The info gathered from location history isn’t exactly full proof. It confirms that a phone using someone's Google account was in the area, not that the person was. iPhone owners are not quite as affected. Only some use Google Maps so are less likely to have it running. While the location data could help cops solve tough-to-crack cases, it could also pin the blame on the wrong people.

Location history has been available since 2009 and Google keeps the data it gathers from it for an indefinite period because, well it’s Google and your business is its business. Now the concern is police will become overly dependent on it on a global scale even though limited searches and probable cause are supposedly protected.

The dangers are plentiful with this type of mass surveillance by a company out to exploit data for profit by any means possible.

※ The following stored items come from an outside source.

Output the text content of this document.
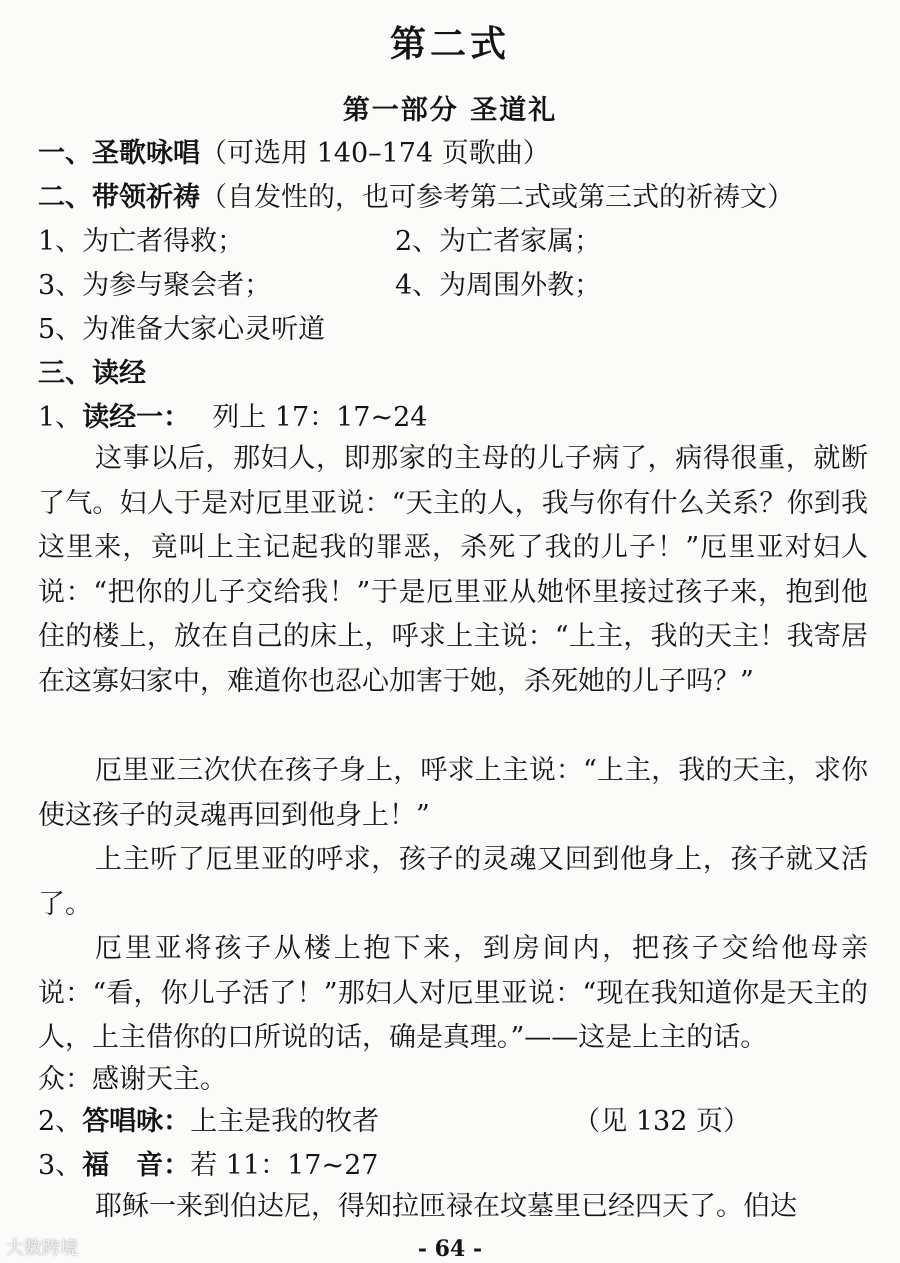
第二式
第一部分 圣道礼
一、圣歌咏唱（可选用 140–174 页歌曲）
二、带领祈祷（自发性的，也可参考第二式或第三式的祈祷文）
1、为亡者得救；	2、为亡者家属；
3、为参与聚会者；	4、为周围外教；
5、为准备大家心灵听道
三、读经
1、读经一： 列上 17：17~24
这事以后，那妇人，即那家的主母的儿子病了，病得很重，就断了气。妇人于是对厄里亚说：“天主的人，我与你有什么关系？你到我这里来，竟叫上主记起我的罪恶，杀死了我的儿子！”厄里亚对妇人说：“把你的儿子交给我！”于是厄里亚从她怀里接过孩子来，抱到他住的楼上，放在自己的床上，呼求上主说：“上主，我的天主！我寄居在这寡妇家中，难道你也忍心加害于她，杀死她的儿子吗？”
厄里亚三次伏在孩子身上，呼求上主说：“上主，我的天主，求你使这孩子的灵魂再回到他身上！”
上主听了厄里亚的呼求，孩子的灵魂又回到他身上，孩子就又活了。
厄里亚将孩子从楼上抱下来，到房间内，把孩子交给他母亲说：“看，你儿子活了！”那妇人对厄里亚说：“现在我知道你是天主的人，上主借你的口所说的话，确是真理。”——这是上主的话。
众：感谢天主。
2、答唱咏：上主是我的牧者	（见 132 页）
3、福　音：若 11：17~27
耶稣一来到伯达尼，得知拉匝禄在坟墓里已经四天了。伯达
- 64 -
大数跨境
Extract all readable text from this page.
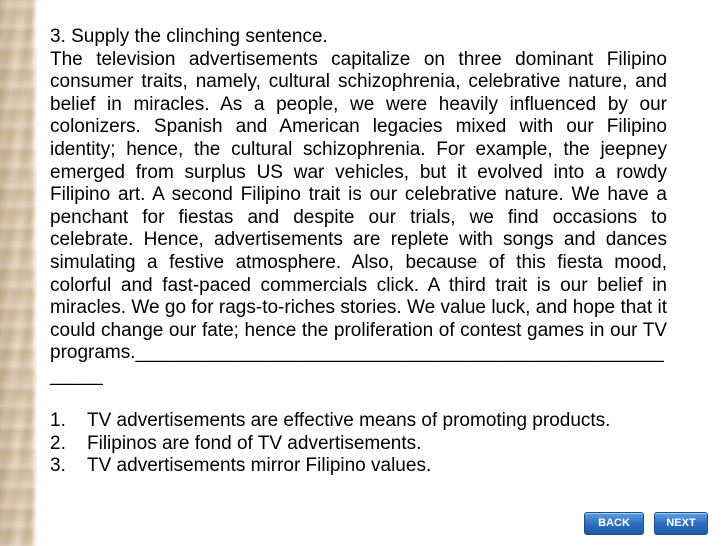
3. Supply the clinching sentence.

The television advertisements capitalize on three dominant Filipino consumer traits, namely, cultural schizophrenia, celebrative nature, and belief in miracles. As a people, we were heavily influenced by our colonizers. Spanish and American legacies mixed with our Filipino identity; hence, the cultural schizophrenia. For example, the jeepney emerged from surplus US war vehicles, but it evolved into a rowdy Filipino art. A second Filipino trait is our celebrative nature. We have a penchant for fiestas and despite our trials, we find occasions to celebrate. Hence, advertisements are replete with songs and dances simulating a festive atmosphere. Also, because of this fiesta mood, colorful and fast-paced commercials click. A third trait is our belief in miracles. We go for rags-to-riches stories. We value luck, and hope that it could change our fate; hence the proliferation of contest games in our TV programs._______________________________________________________

1.	TV advertisements are effective means of promoting products.
2.	Filipinos are fond of TV advertisements.
3.	TV advertisements mirror Filipino values.
BACK	NEXT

The New York Time talked to former Google employees who overwhelmingly state the Sensorvault database was not designed for the needs of law enforcement. This raises questions about its accuracy in catching criminals, but it’s still better than current police surveillance according to one detective interviewed.

The real crux of the story is that Google has and stores this data in the first place. Why on Earth should a tech company have it and not law enforcement who are trying to catch the bad guys? See the conundrum? So, the main question should really be, why is Google even allowed to collect and keep that information? It is not democratic in the first place, but the cat is out of the bag now so it’s never going to go back in.

How to stop location history

On your Android phone or device, head to the buried Settings > Google > Google Account > Data & personalization > Activity Controls > Location History > Manage Settings screen. There, you cannot turn off location history completely but you can pause it. Already collected data will still be saved in your Google account and you can resume collection whenever you like.

To delete your data, you’ll have to head to the Timeline page—you can click the “Manage Activity” link on the Activity History page to open it. Google’s been collecting stuff for a decade so the sheer extent of the data gathered might scare the bejesus out of you. You can chose to delete the lot in this window. Just click the gear at the bottom right corner of the page and select “Delete all Location History.”

You’ll need to repeat this step if you have multiple Google accounts and you want to disable location history for all of them.